Combined effects of microcystin and nitrite on the growth, lipid peroxidation, and antioxidant responses of the freshwater rotifer Brachionus calyciflorus

Toxicants released during the degradation of cyanobacterial blooms, such as microcystin-LR (MC-LR) and nitrite (NO2-N), affect the growth of aquatic organisms. The freshwater rotifer Brachionus calyciflorus was exposed to solutions with different combined concentrations of MC-LR (0, 10, 50, 100, and 200 μg L−1) and NO2-N (0, 2, 4, 6, and 8 mg L−1) to assess the combined effects of MC-LR and NO2-N on life cycle parameters and oxidative stress. Single solutions of MC-LR 200 μg L−1 and NO2-N 8 mg L−1 were toxic to rotifers. MC-LR combined with NO2-N decreased population growth rate (r), survival, and reproduction, but increased reactive oxygen species (ROS), malondialdehyde (MDA), and glutathione (GSH) contents (p < 0.01). Superoxide dismutase (SOD) and catalase (CAT) activities and mRNA expression levels of MnSOD, CuZnSOD, and CAT significantly decreased under high concentrations of MC-LR or NO2-N (p < 0.05).
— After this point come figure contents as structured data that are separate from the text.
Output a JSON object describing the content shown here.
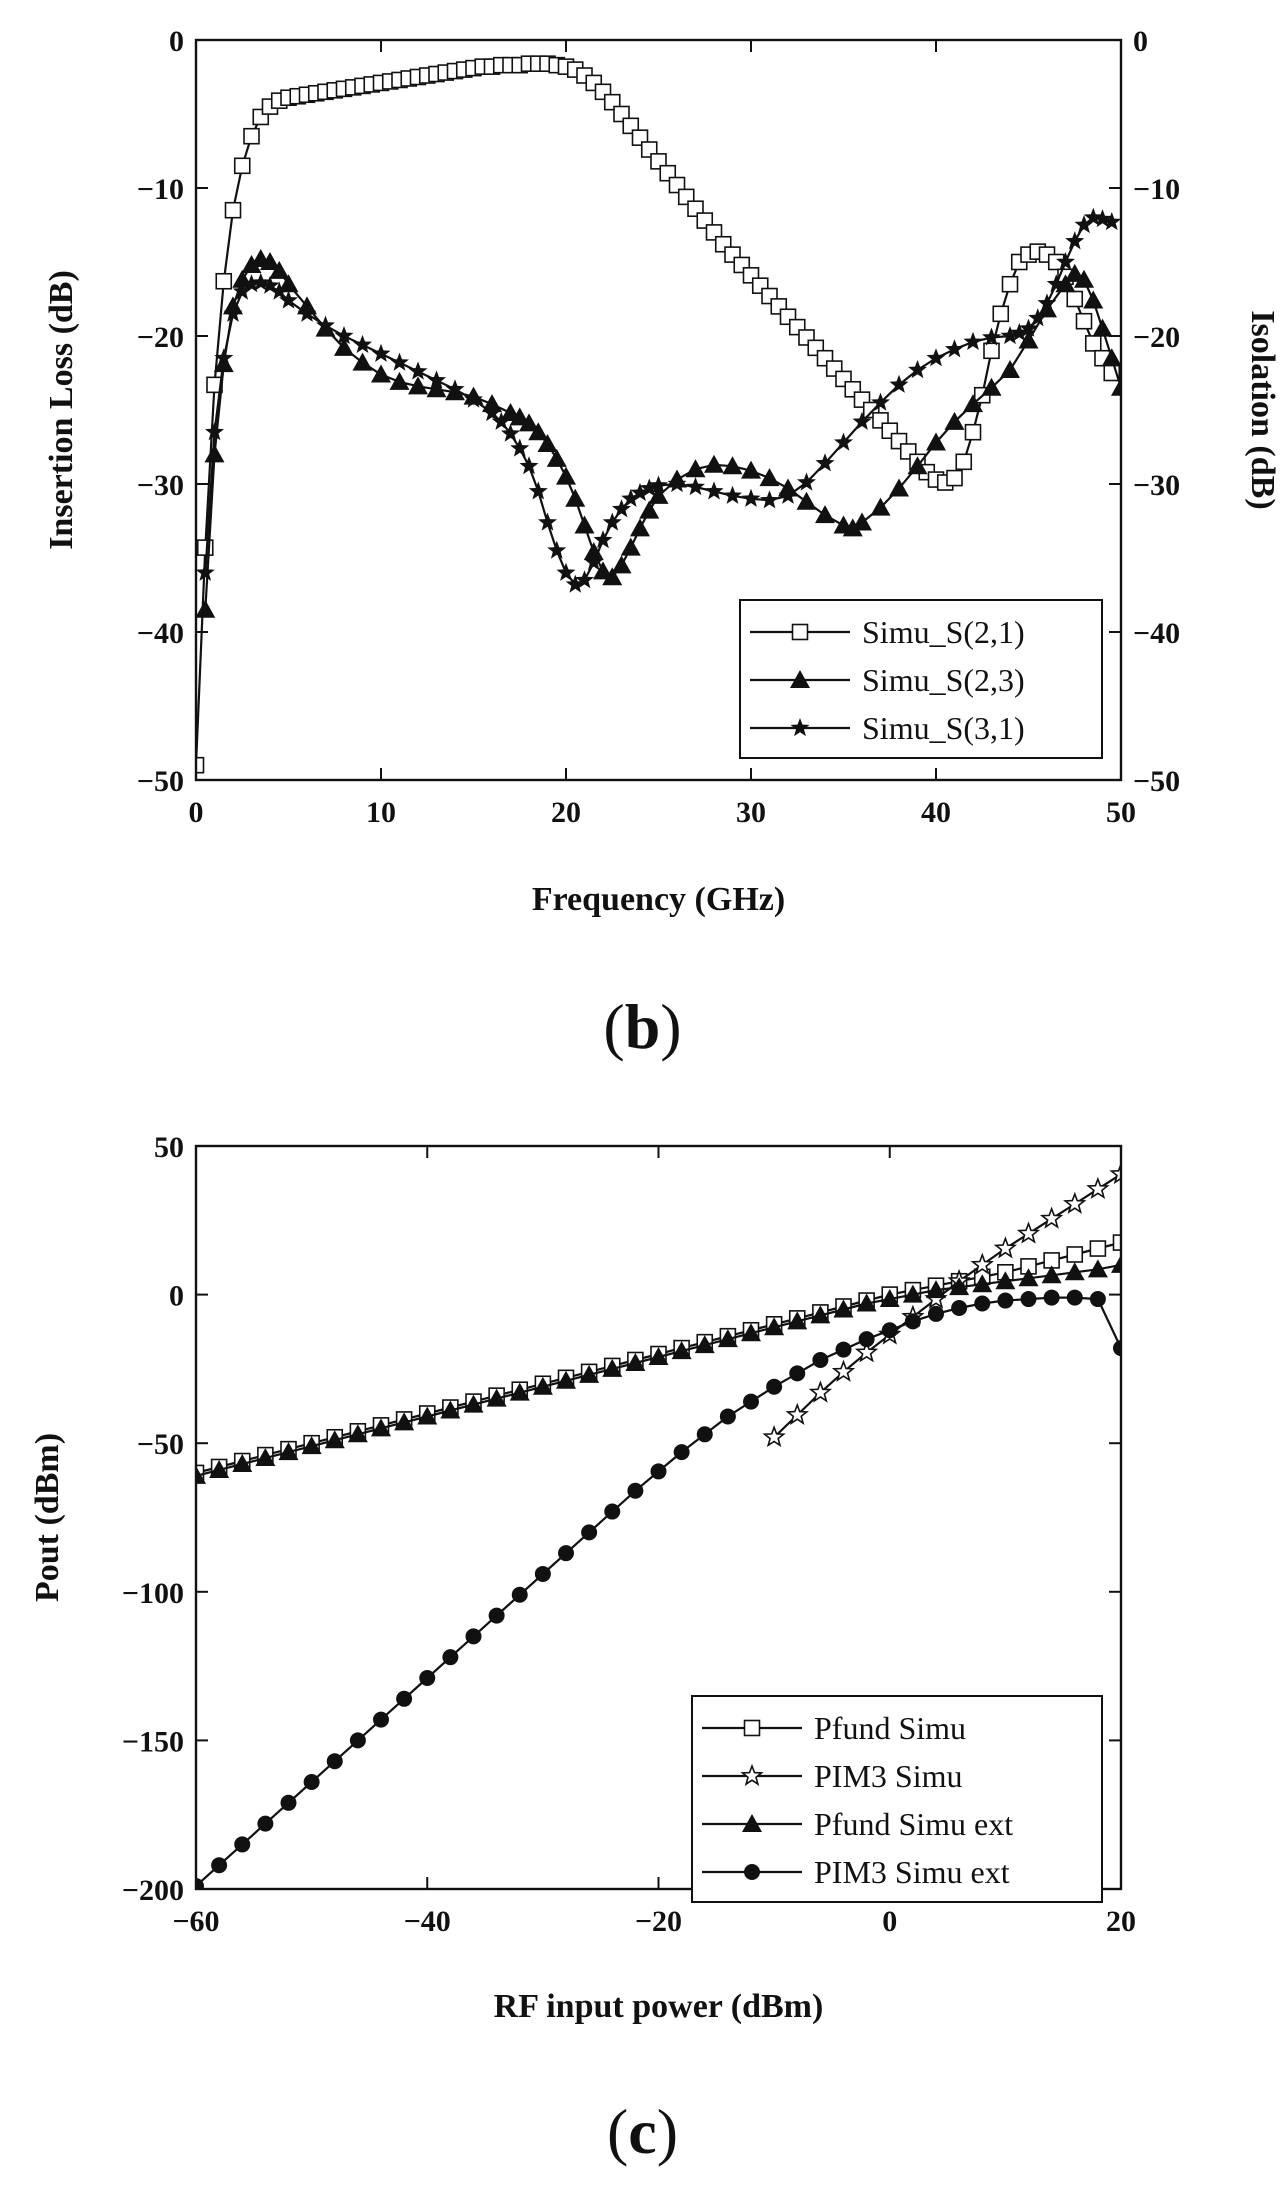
{
  "panel_b_caption": "b",
  "panel_c_caption": "c",
  "chart_data": [
    {
      "id": "b",
      "type": "line",
      "title": "",
      "xlabel": "Frequency (GHz)",
      "ylabel": "Insertion Loss (dB)",
      "ylabel_right": "Isolation (dB)",
      "xlim": [
        0,
        50
      ],
      "ylim": [
        -50,
        0
      ],
      "xticks": [
        "0",
        "10",
        "20",
        "30",
        "40",
        "50"
      ],
      "yticks": [
        "0",
        "−10",
        "−20",
        "−30",
        "−40",
        "−50"
      ],
      "yticks_right": [
        "0",
        "−10",
        "−20",
        "−30",
        "−40",
        "−50"
      ],
      "legend_position": "bottom-right",
      "series": [
        {
          "name": "Simu_S(2,1)",
          "marker": "square-open",
          "x": [
            0,
            0.5,
            1,
            1.5,
            2,
            2.5,
            3,
            3.5,
            4,
            4.5,
            5,
            5.5,
            6,
            6.5,
            7,
            7.5,
            8,
            8.5,
            9,
            9.5,
            10,
            10.5,
            11,
            11.5,
            12,
            12.5,
            13,
            13.5,
            14,
            14.5,
            15,
            15.5,
            16,
            16.5,
            17,
            17.5,
            18,
            18.5,
            19,
            19.5,
            20,
            20.5,
            21,
            21.5,
            22,
            22.5,
            23,
            23.5,
            24,
            24.5,
            25,
            25.5,
            26,
            26.5,
            27,
            27.5,
            28,
            28.5,
            29,
            29.5,
            30,
            30.5,
            31,
            31.5,
            32,
            32.5,
            33,
            33.5,
            34,
            34.5,
            35,
            35.5,
            36,
            36.5,
            37,
            37.5,
            38,
            38.5,
            39,
            39.5,
            40,
            40.5,
            41,
            41.5,
            42,
            42.5,
            43,
            43.5,
            44,
            44.5,
            45,
            45.5,
            46,
            46.5,
            47,
            47.5,
            48,
            48.5,
            49,
            49.5
          ],
          "y": [
            -49,
            -34.3,
            -23.3,
            -16.3,
            -11.5,
            -8.5,
            -6.5,
            -5.2,
            -4.5,
            -4.1,
            -3.9,
            -3.8,
            -3.7,
            -3.6,
            -3.5,
            -3.4,
            -3.3,
            -3.2,
            -3.1,
            -3,
            -2.9,
            -2.8,
            -2.7,
            -2.6,
            -2.5,
            -2.4,
            -2.3,
            -2.2,
            -2.1,
            -2,
            -1.9,
            -1.8,
            -1.8,
            -1.7,
            -1.7,
            -1.7,
            -1.6,
            -1.6,
            -1.6,
            -1.7,
            -1.8,
            -2,
            -2.4,
            -2.9,
            -3.5,
            -4.2,
            -5,
            -5.8,
            -6.6,
            -7.4,
            -8.2,
            -9,
            -9.8,
            -10.6,
            -11.4,
            -12.2,
            -13,
            -13.8,
            -14.5,
            -15.2,
            -15.9,
            -16.6,
            -17.3,
            -18,
            -18.7,
            -19.4,
            -20.1,
            -20.8,
            -21.5,
            -22.2,
            -22.9,
            -23.6,
            -24.3,
            -25,
            -25.7,
            -26.4,
            -27.1,
            -27.8,
            -28.5,
            -29.2,
            -29.7,
            -29.9,
            -29.6,
            -28.5,
            -26.5,
            -24,
            -21,
            -18.5,
            -16.5,
            -15,
            -14.5,
            -14.3,
            -14.5,
            -15,
            -16,
            -17.5,
            -19,
            -20.5,
            -21.5,
            -22.5
          ]
        },
        {
          "name": "Simu_S(2,3)",
          "marker": "triangle-filled",
          "x": [
            0.5,
            1,
            1.5,
            2,
            2.5,
            3,
            3.5,
            4,
            4.5,
            5,
            6,
            7,
            8,
            9,
            10,
            11,
            12,
            13,
            14,
            15,
            16,
            17,
            17.5,
            18,
            18.5,
            19,
            19.5,
            20,
            20.5,
            21,
            21.5,
            22,
            22.5,
            23,
            23.5,
            24,
            24.5,
            25,
            26,
            27,
            28,
            29,
            30,
            31,
            32,
            33,
            34,
            35,
            35.5,
            36,
            37,
            38,
            39,
            40,
            41,
            42,
            43,
            44,
            45,
            46,
            47,
            47.5,
            48,
            48.5,
            49,
            49.5,
            50
          ],
          "y": [
            -38.5,
            -28,
            -21.9,
            -18,
            -16.2,
            -15.2,
            -14.8,
            -15,
            -15.6,
            -16.5,
            -18,
            -19.5,
            -20.8,
            -21.8,
            -22.6,
            -23.1,
            -23.4,
            -23.6,
            -23.8,
            -24.1,
            -24.6,
            -25.2,
            -25.5,
            -25.9,
            -26.5,
            -27.3,
            -28.3,
            -29.5,
            -31,
            -32.8,
            -34.6,
            -35.9,
            -36.3,
            -35.5,
            -34.3,
            -33,
            -31.8,
            -30.8,
            -29.7,
            -29,
            -28.7,
            -28.8,
            -29.1,
            -29.6,
            -30.3,
            -31.2,
            -32.1,
            -32.8,
            -33,
            -32.6,
            -31.6,
            -30.3,
            -28.8,
            -27.2,
            -25.8,
            -24.6,
            -23.5,
            -22.3,
            -20.3,
            -18.2,
            -16.5,
            -15.8,
            -16.2,
            -17.6,
            -19.5,
            -21.5,
            -23.5
          ]
        },
        {
          "name": "Simu_S(3,1)",
          "marker": "star-filled",
          "x": [
            0.5,
            1,
            1.5,
            2,
            2.5,
            3,
            3.5,
            4,
            4.5,
            5,
            6,
            7,
            8,
            9,
            10,
            11,
            12,
            13,
            14,
            15,
            16,
            16.5,
            17,
            17.5,
            18,
            18.5,
            19,
            19.5,
            20,
            20.5,
            21,
            21.5,
            22,
            22.5,
            23,
            23.5,
            24,
            24.5,
            25,
            26,
            27,
            28,
            29,
            30,
            31,
            32,
            33,
            34,
            35,
            36,
            37,
            38,
            39,
            40,
            41,
            42,
            43,
            44,
            44.5,
            45,
            45.5,
            46,
            46.5,
            47,
            47.5,
            48,
            48.5,
            49,
            49.5
          ],
          "y": [
            -36,
            -26.5,
            -21.5,
            -18.5,
            -17,
            -16.5,
            -16.4,
            -16.6,
            -17,
            -17.6,
            -18.5,
            -19.3,
            -20,
            -20.6,
            -21.2,
            -21.8,
            -22.4,
            -23,
            -23.6,
            -24.3,
            -25.2,
            -25.8,
            -26.6,
            -27.6,
            -28.8,
            -30.5,
            -32.6,
            -34.5,
            -36,
            -36.8,
            -36.5,
            -35.3,
            -33.8,
            -32.6,
            -31.7,
            -31,
            -30.6,
            -30.3,
            -30.1,
            -30,
            -30.2,
            -30.5,
            -30.8,
            -31,
            -31.1,
            -30.8,
            -29.9,
            -28.6,
            -27.2,
            -25.8,
            -24.5,
            -23.3,
            -22.3,
            -21.5,
            -20.9,
            -20.4,
            -20.1,
            -20,
            -19.8,
            -19.5,
            -18.8,
            -17.8,
            -16.5,
            -15,
            -13.6,
            -12.5,
            -12,
            -12.1,
            -12.3
          ]
        }
      ]
    },
    {
      "id": "c",
      "type": "line",
      "title": "",
      "xlabel": "RF input power (dBm)",
      "ylabel": "Pout (dBm)",
      "xlim": [
        -60,
        20
      ],
      "ylim": [
        -200,
        50
      ],
      "xticks": [
        "−60",
        "−40",
        "−20",
        "0",
        "20"
      ],
      "yticks": [
        "50",
        "0",
        "−50",
        "−100",
        "−150",
        "−200"
      ],
      "legend_position": "bottom-right",
      "series": [
        {
          "name": "Pfund Simu",
          "marker": "square-open",
          "x": [
            -60,
            -58,
            -56,
            -54,
            -52,
            -50,
            -48,
            -46,
            -44,
            -42,
            -40,
            -38,
            -36,
            -34,
            -32,
            -30,
            -28,
            -26,
            -24,
            -22,
            -20,
            -18,
            -16,
            -14,
            -12,
            -10,
            -8,
            -6,
            -4,
            -2,
            0,
            2,
            4,
            6,
            8,
            10,
            12,
            14,
            16,
            18,
            20
          ],
          "y": [
            -60,
            -58,
            -56,
            -54,
            -52,
            -50,
            -48,
            -46,
            -44,
            -42,
            -40,
            -38,
            -36,
            -34,
            -32,
            -30,
            -28,
            -26,
            -24,
            -22,
            -20,
            -18,
            -16,
            -14,
            -12,
            -10,
            -8,
            -6,
            -4,
            -2,
            0,
            1.5,
            3,
            4.5,
            6,
            7.5,
            9.5,
            11.5,
            13.5,
            15.5,
            17.5
          ]
        },
        {
          "name": "PIM3 Simu",
          "marker": "star-open",
          "x": [
            -10,
            -8,
            -6,
            -4,
            -2,
            0,
            2,
            4,
            6,
            8,
            10,
            12,
            14,
            16,
            18,
            20
          ],
          "y": [
            -48,
            -40.5,
            -33,
            -26,
            -19.5,
            -13.5,
            -7.5,
            -1.5,
            4.5,
            10,
            15.5,
            20.5,
            25.5,
            30.5,
            35.5,
            40.5
          ]
        },
        {
          "name": "Pfund Simu ext",
          "marker": "triangle-filled",
          "x": [
            -60,
            -58,
            -56,
            -54,
            -52,
            -50,
            -48,
            -46,
            -44,
            -42,
            -40,
            -38,
            -36,
            -34,
            -32,
            -30,
            -28,
            -26,
            -24,
            -22,
            -20,
            -18,
            -16,
            -14,
            -12,
            -10,
            -8,
            -6,
            -4,
            -2,
            0,
            2,
            4,
            6,
            8,
            10,
            12,
            14,
            16,
            18,
            20
          ],
          "y": [
            -61,
            -59,
            -57,
            -55,
            -53,
            -51,
            -49,
            -47,
            -45,
            -43,
            -41,
            -39,
            -37,
            -35,
            -33,
            -31,
            -29,
            -27,
            -25,
            -23,
            -21,
            -19,
            -17,
            -15,
            -13,
            -11,
            -9,
            -7,
            -5,
            -3,
            -1.5,
            0,
            1.5,
            2.5,
            3.5,
            4.5,
            5.5,
            6.5,
            7.5,
            8.5,
            10
          ]
        },
        {
          "name": "PIM3 Simu ext",
          "marker": "circle-filled",
          "x": [
            -60,
            -58,
            -56,
            -54,
            -52,
            -50,
            -48,
            -46,
            -44,
            -42,
            -40,
            -38,
            -36,
            -34,
            -32,
            -30,
            -28,
            -26,
            -24,
            -22,
            -20,
            -18,
            -16,
            -14,
            -12,
            -10,
            -8,
            -6,
            -4,
            -2,
            0,
            2,
            4,
            6,
            8,
            10,
            12,
            14,
            16,
            18,
            20
          ],
          "y": [
            -199,
            -192,
            -185,
            -178,
            -171,
            -164,
            -157,
            -150,
            -143,
            -136,
            -129,
            -122,
            -115,
            -108,
            -101,
            -94,
            -87,
            -80,
            -73,
            -66,
            -59.5,
            -53,
            -47,
            -41,
            -36,
            -31,
            -26.5,
            -22,
            -18.5,
            -15,
            -12,
            -9,
            -6.5,
            -4.5,
            -3,
            -2,
            -1.5,
            -1,
            -1,
            -1.5,
            -18
          ]
        }
      ]
    }
  ]
}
ROS levels had negative correlations with antioxidant enzyme activities and expression levels of antioxidant genes (p < 0.01). MC-LR and NO2-N had interactive effects on r, reproduction, ROS levels, MDA content, SOD activity, and expression levels of MnSOD and CAT (p < 0.05). By contrast, these effects were antagonistic on survival, CAT activity, GSH content, and expression level of CuZnSOD (p > 0.05). Results showed that cyanobacterial metabolites act synergistically and antagonistically to cause toxicity to B. calyciflorus. ROS-mediated toxicity was considered the mechanism by which MC-LR and NO2-N induce damage.